The tailor glanced up quickly, then went back to his work, marking and pinning. The Moor raised an eyebrow as if to say, “Well?”
“He either doesn’t understand or he’s resolved to his daughter being a slut.”
The tailor appeared to be finished. He smiled and stepped back, gesturing for me to take my kit off and give it to him so he could get to his sewing. He folded my motley and left the room with a bow to Othello and a grin toward me.
“So, a holy war would be on but for your late father-in-law shuffling off this mortal coil and a humble and handsome fool surviving their heinous fuckery most foul. A war setting the church against your own people, Othello.”
“I am not a Muslim, Pocket.”
“Well, you’re not a bloody Christian, are you? And every druid I’ve ever known is on the snowflake side of pale, so I’d say you’re a bit tar-tinted for that persuasion. You’re not a Jew, are you? No, of course not, you don’t have a yellow hat. Unless . . .” I engaged the Moor with a steely yet inquisitive gaze. “Othello, do you have a secret yellow Jew hat?”
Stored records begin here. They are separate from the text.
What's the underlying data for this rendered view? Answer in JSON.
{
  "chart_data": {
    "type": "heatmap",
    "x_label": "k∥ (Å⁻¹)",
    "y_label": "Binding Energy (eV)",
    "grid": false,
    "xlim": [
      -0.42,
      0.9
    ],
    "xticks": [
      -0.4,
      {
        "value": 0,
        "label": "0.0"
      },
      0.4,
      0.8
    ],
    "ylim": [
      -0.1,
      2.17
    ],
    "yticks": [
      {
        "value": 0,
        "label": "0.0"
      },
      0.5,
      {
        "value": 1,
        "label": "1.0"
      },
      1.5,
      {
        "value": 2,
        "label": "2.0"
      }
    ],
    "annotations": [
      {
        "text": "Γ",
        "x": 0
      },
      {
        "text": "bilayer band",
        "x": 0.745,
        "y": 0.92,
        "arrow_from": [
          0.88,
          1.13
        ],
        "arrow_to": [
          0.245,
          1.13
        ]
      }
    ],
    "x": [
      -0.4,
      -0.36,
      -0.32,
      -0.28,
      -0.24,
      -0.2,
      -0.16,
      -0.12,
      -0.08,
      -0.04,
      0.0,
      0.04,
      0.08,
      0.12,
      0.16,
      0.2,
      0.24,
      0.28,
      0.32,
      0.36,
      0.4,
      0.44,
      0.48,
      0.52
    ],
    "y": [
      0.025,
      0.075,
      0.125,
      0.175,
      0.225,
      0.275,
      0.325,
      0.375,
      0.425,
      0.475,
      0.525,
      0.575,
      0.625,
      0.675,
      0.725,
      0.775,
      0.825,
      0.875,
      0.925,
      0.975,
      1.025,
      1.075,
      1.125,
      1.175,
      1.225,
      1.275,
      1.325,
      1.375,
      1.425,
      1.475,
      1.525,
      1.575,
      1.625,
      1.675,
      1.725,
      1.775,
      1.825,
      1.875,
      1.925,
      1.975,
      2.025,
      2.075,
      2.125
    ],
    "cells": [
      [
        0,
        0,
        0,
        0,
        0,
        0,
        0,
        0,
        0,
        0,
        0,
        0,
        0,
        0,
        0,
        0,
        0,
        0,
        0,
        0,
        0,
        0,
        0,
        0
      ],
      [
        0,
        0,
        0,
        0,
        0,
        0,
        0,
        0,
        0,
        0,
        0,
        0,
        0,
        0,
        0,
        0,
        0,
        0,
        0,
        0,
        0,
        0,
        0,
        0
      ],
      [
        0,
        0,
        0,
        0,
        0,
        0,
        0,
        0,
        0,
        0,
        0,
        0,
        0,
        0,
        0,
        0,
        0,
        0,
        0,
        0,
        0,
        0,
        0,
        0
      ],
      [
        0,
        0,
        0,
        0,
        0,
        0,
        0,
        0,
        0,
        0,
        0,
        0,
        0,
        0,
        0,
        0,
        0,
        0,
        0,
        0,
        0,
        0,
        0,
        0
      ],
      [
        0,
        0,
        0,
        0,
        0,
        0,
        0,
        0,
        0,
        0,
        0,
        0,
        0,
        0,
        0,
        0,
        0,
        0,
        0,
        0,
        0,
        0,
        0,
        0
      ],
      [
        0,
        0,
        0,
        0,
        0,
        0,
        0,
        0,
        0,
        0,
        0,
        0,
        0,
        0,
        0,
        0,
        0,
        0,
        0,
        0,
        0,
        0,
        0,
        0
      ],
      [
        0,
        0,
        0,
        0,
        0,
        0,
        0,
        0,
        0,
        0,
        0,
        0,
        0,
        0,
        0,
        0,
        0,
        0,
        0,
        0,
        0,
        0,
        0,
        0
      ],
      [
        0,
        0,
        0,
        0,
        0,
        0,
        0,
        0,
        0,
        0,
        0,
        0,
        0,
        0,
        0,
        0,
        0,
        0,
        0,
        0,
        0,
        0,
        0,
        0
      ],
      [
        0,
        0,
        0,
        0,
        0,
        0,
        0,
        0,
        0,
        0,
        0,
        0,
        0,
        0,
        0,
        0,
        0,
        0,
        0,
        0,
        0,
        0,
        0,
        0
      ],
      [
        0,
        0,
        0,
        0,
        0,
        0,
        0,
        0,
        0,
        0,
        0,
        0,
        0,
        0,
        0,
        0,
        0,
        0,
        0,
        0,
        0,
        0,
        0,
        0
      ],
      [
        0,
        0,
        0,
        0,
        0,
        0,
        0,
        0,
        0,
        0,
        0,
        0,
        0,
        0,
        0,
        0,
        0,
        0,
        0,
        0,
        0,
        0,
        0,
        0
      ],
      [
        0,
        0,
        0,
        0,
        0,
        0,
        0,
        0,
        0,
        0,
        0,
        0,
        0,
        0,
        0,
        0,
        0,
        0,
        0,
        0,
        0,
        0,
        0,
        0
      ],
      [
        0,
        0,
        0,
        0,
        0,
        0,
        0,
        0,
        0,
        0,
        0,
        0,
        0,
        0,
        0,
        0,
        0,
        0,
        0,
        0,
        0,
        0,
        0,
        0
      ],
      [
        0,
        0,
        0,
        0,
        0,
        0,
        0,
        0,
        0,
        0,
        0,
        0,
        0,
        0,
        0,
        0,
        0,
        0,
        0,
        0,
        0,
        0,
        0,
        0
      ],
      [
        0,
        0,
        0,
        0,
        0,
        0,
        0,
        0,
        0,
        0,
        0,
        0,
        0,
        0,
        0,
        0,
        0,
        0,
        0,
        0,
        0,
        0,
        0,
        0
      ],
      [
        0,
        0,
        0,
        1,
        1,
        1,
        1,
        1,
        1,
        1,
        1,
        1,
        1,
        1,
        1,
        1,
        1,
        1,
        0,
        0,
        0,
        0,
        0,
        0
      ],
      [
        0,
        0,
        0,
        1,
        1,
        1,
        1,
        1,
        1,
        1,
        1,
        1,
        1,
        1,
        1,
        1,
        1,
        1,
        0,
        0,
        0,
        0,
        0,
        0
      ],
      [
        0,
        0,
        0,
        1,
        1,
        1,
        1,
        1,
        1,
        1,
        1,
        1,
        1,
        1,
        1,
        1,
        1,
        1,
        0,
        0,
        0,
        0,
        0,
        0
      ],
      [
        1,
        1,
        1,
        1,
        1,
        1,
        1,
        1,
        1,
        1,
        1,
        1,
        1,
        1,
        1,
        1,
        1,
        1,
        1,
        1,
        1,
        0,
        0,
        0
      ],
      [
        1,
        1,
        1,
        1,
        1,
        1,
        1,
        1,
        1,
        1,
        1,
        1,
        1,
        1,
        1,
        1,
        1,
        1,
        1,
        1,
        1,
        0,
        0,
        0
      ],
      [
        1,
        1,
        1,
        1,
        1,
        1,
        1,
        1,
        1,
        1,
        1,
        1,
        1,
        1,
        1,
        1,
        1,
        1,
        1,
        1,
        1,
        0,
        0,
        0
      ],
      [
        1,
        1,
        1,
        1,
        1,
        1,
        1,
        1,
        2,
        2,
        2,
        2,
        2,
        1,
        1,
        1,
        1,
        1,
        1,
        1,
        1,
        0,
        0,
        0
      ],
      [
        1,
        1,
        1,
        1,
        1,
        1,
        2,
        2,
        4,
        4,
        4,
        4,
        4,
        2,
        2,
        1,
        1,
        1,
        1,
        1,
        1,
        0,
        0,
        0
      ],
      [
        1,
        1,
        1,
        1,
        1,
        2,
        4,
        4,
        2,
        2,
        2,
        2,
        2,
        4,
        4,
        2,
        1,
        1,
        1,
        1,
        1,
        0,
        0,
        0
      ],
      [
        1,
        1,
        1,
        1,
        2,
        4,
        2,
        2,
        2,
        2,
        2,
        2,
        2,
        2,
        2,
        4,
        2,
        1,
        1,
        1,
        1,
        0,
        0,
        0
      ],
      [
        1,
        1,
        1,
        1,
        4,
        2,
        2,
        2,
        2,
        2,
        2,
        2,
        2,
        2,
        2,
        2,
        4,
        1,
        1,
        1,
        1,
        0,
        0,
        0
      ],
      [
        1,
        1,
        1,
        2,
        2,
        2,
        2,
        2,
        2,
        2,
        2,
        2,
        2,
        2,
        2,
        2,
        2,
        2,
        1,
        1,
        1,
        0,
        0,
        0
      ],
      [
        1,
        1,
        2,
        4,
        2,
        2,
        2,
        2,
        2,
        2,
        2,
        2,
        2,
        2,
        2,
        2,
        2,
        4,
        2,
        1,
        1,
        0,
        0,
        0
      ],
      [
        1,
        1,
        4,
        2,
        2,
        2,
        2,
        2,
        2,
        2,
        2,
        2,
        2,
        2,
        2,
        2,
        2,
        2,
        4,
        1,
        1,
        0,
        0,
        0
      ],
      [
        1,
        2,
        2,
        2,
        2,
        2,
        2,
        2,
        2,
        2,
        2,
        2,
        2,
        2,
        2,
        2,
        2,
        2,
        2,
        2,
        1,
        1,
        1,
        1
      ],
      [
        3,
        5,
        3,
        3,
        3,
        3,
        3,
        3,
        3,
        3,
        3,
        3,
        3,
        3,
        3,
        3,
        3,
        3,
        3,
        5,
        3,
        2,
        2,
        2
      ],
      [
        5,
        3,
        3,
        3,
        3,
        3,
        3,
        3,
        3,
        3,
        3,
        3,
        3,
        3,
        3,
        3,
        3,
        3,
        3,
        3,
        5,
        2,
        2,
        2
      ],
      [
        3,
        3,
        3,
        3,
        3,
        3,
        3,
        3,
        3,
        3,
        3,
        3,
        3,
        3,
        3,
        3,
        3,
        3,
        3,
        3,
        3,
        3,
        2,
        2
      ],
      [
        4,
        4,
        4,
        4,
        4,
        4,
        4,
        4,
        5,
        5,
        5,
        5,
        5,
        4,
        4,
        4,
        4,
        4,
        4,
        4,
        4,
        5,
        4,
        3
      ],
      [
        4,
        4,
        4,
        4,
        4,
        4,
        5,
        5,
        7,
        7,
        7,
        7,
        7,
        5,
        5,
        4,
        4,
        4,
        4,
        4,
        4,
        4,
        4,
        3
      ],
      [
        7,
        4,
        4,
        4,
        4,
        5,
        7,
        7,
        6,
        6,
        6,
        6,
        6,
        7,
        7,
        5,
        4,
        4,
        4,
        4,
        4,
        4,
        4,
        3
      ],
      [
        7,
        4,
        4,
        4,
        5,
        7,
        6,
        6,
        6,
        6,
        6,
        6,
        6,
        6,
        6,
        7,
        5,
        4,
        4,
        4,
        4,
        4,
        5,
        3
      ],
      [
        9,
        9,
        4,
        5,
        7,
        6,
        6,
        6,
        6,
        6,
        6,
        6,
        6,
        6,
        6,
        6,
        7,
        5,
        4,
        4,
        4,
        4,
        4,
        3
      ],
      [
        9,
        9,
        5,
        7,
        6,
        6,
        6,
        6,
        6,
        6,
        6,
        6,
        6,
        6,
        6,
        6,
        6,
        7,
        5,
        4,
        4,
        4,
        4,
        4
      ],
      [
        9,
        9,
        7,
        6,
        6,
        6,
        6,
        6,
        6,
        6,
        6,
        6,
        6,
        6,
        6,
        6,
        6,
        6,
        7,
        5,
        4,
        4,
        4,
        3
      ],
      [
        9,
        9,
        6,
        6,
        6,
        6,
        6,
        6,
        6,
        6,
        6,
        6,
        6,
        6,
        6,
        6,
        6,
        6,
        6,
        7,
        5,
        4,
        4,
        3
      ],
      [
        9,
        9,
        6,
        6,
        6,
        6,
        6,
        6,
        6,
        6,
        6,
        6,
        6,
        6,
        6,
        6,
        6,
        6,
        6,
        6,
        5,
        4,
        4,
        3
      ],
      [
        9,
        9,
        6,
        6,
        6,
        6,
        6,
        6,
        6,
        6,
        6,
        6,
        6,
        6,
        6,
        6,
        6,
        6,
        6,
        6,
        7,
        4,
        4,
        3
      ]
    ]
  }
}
The Moor laughed, a raucous cough of a laugh, then said, “No, fool, there are no gods in my philosophy. I learned my way of looking on the world from an old slave I was chained to on the galley. From the farthest east, he was. He taught me that as I suffer, so do all, and if any suffer, so do I, that we are all part of one, that in any moment my dark skin connects me to all things, light and dark, and all things, light and dark, are part of me, so to do harm to any man, any creature, is to be ignorant to my own nature, to do harm to myself and all other things. That is what I believe.”
“Really? How did that work as a pirate?”
“Reality is oft uncooperative.” He shrugged.
“Aye, well said, Moor!” I laughed then. I suppose his philosophy has served him as well as mine, which until Cordelia, after having been much maltreated during my childhood in the church, amounted to surrendering to being dragged trippingly through life by a savage willy, stopping occasionally to thwart injustice, rescue the distressed, or have a snack.